Among both men and women, exchange sex was strongly associated with high rates of multiple partnerships and unprotected sex. Similarly, a study of US men found that those with exchange partners were more likely to have multiple partners and be generally unwilling to use condoms.16
In formative ethnographic research, we found that sex workers initially said they always used condoms, but on further questioning admitted to condomless sex with long-term “steadies” who were willing to pay a premium.
This clustering of exchange sex with other behavioral risks indicates not only high levels of risk to persons with exchange partners but also community-level risks. This is illustrated in 2 findings. First, half of past-year exchangers (57%) had unprotected sex with both an exchange partner and a non-exchange partner, with significantly higher rates of this among exchangers who were paid for sex. Past research has examined how sexual activity between core risk groups (e.g., sex workers) and “bridging” groups (e.g., their non-exchange partners) has driven HIV and STD infections in the general heterosexual population in Africa and Asia.34,35
Our study points to the same phenomenon domestically. Second, men with male partners in the past year were over twice as likely to have (heterosexual) exchange partners in the same time frame. Previous research on a mixed MSM/heterosexual population has found links between bisexual identity and sex exchange among men.17
This dual heterosexual/same-sex and exchange/non-exchange overlap may be a central community-level transmission risk to otherwise low-risk members of these sexual networks.36
Men and women who used drugs or alcohol in our sample were more likely to have exchange partners, consistent with previous research studying heterosexual subgroups of substance users.13–15
Drugs are often used as a direct currency for sex, or indirectly when money exchanged for sex is used to buy drugs.37
Over half of men and women in our sample reported weekly non-injection drug use, and this was independently associated with exchange partnerships for both men and women. Nearly three quarters of participants who had an exchange partner at last sex reported drug or alcohol use during sex; concurrent substance use is generally linked to lower rates of condom use and increased risk of HIV infection.38,39
Finally, HIV prevalence was high in our study, even after removing participants with an MSM or IDU history, and nearly all of those testing positive were unaware of their status. In bivariate analyses, exchange partnerships were associated with HIV infection in both men and women, and HIV prevalence among those with exchange partners was 14.1% in men and 10.8% in women. These were similar to the prevalence levels observed among sex workers in Africa and Southeast Asia.1,40
In multiple logistic regression, the adjusted coefficients were lower when other key HIV behavioral risks were controlled for. This suggests (especially for women since the association lost statistical significance) that sex exchange may not always be an independent risk for HIV infection among heterosexual populations with high partner numbers and frequent unprotected sex. It may be impossible to disentangle exchange sex from these other risk factors in this group. Future studies should continue to investigate the confounding effects of these related behavioral risks, but our study suggests that exchange partnerships may be an HIV risk both directly and indirectly, given the overlap of this phenomenon with related behaviors.

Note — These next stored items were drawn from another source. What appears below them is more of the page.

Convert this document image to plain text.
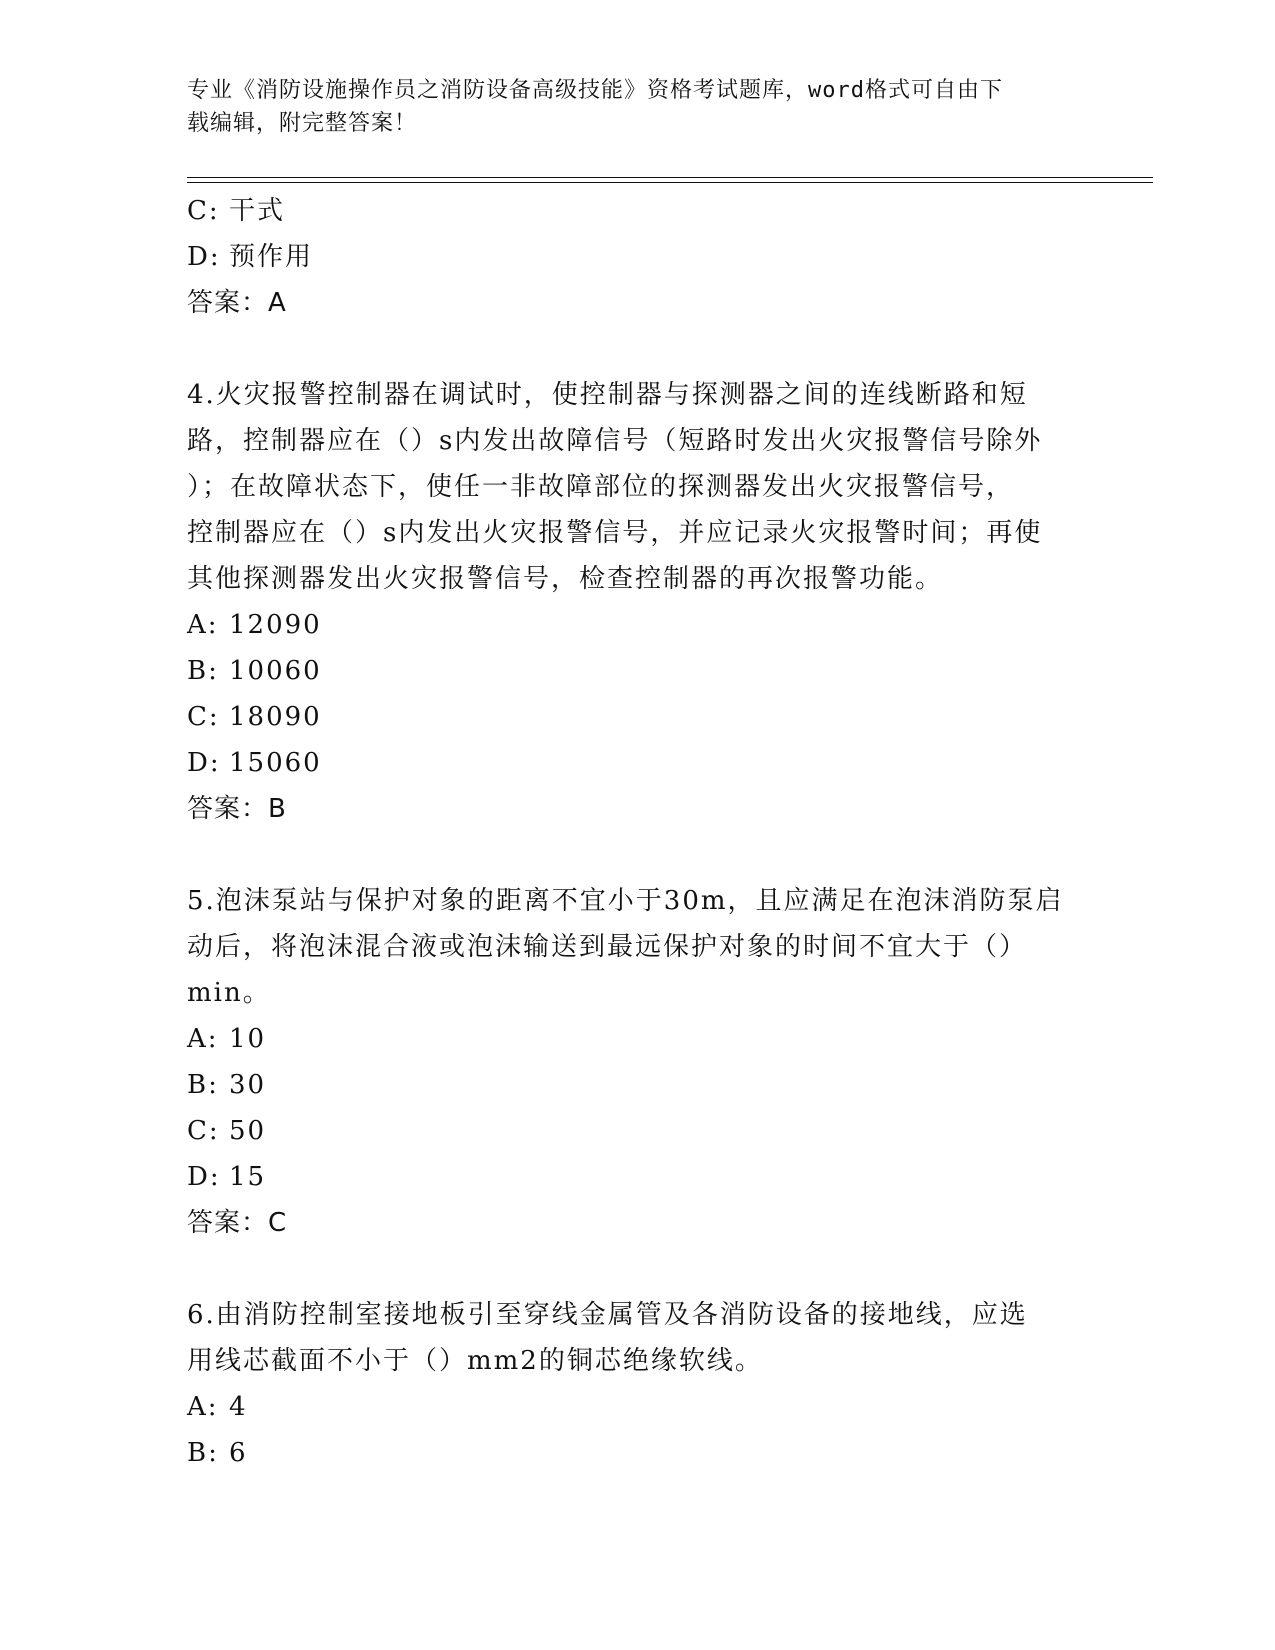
专业《消防设施操作员之消防设备高级技能》资格考试题库，word格式可自由下
载编辑，附完整答案！
C: 干式
D: 预作用
答案：A
4.火灾报警控制器在调试时，使控制器与探测器之间的连线断路和短
路，控制器应在（）s内发出故障信号（短路时发出火灾报警信号除外
）；在故障状态下，使任一非故障部位的探测器发出火灾报警信号，
控制器应在（）s内发出火灾报警信号，并应记录火灾报警时间；再使
其他探测器发出火灾报警信号，检查控制器的再次报警功能。
A: 12090
B: 10060
C: 18090
D: 15060
答案：B
5.泡沫泵站与保护对象的距离不宜小于30m，且应满足在泡沫消防泵启
动后，将泡沫混合液或泡沫输送到最远保护对象的时间不宜大于（）
min。
A: 10
B: 30
C: 50
D: 15
答案：C
6.由消防控制室接地板引至穿线金属管及各消防设备的接地线，应选
用线芯截面不小于（）mm2的铜芯绝缘软线。
A: 4
B: 6
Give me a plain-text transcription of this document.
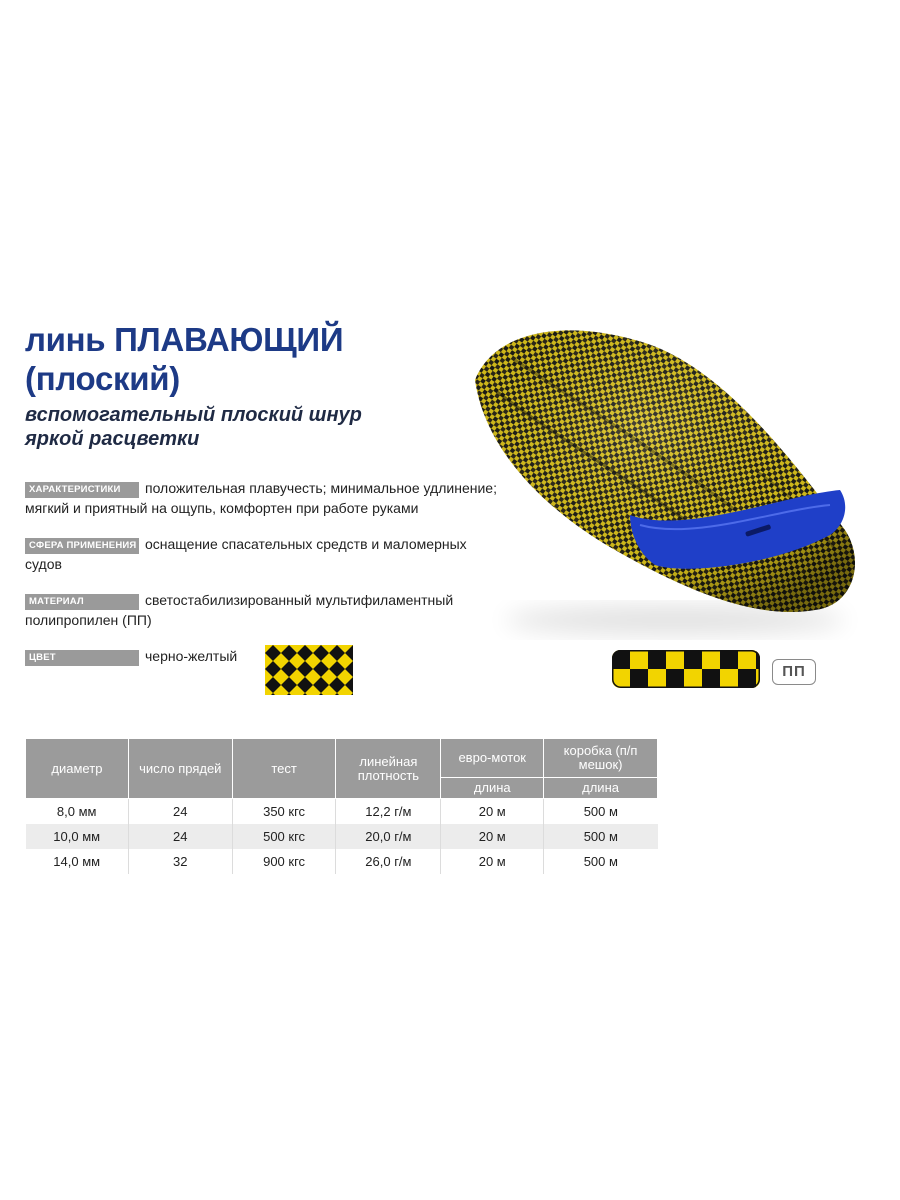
линь ПЛАВАЮЩИЙ
(плоский)
вспомогательный плоский шнур
яркой расцветки
ХАРАКТЕРИСТИКИ положительная плавучесть; минимальное удлинение; мягкий и приятный на ощупь, комфортен при работе руками
СФЕРА ПРИМЕНЕНИЯ оснащение спасательных средств и маломерных судов
МАТЕРИАЛ	светостабилизированный мультифиламентный полипропилен (ПП)
ЦВЕТ	черно-желтый
ПП
диаметр	число прядей	тест	линейная плотность	евро-моток	коробка (п/п мешок)
				длина	длина
8,0 мм	24	350 кгс	12,2 г/м	20 м	500 м
10,0 мм	24	500 кгс	20,0 г/м	20 м	500 м
14,0 мм	32	900 кгс	26,0 г/м	20 м	500 м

Our study has several limitations. First, participants were asked to categorize their past year sex partners into 3 mutually exclusive groups (main, casual, and exchange), which may underestimate exchange partnerships. Second, the study design is cross-sectional and we cannot determine the time and cause of HIV infection. Third, all data except HIV infection were self-reported and are subject to the common issues with survey research, including recall error and social desirability biases. The latter may have contributed to the low prevalence of self-reported HIV infection among those who tested positive. Finally, RDS techniques for sampling and analysis are still developing, and these results are not necessarily representative of the larger target population of heterosexuals residentially or socially connected to high-risk areas in NYC.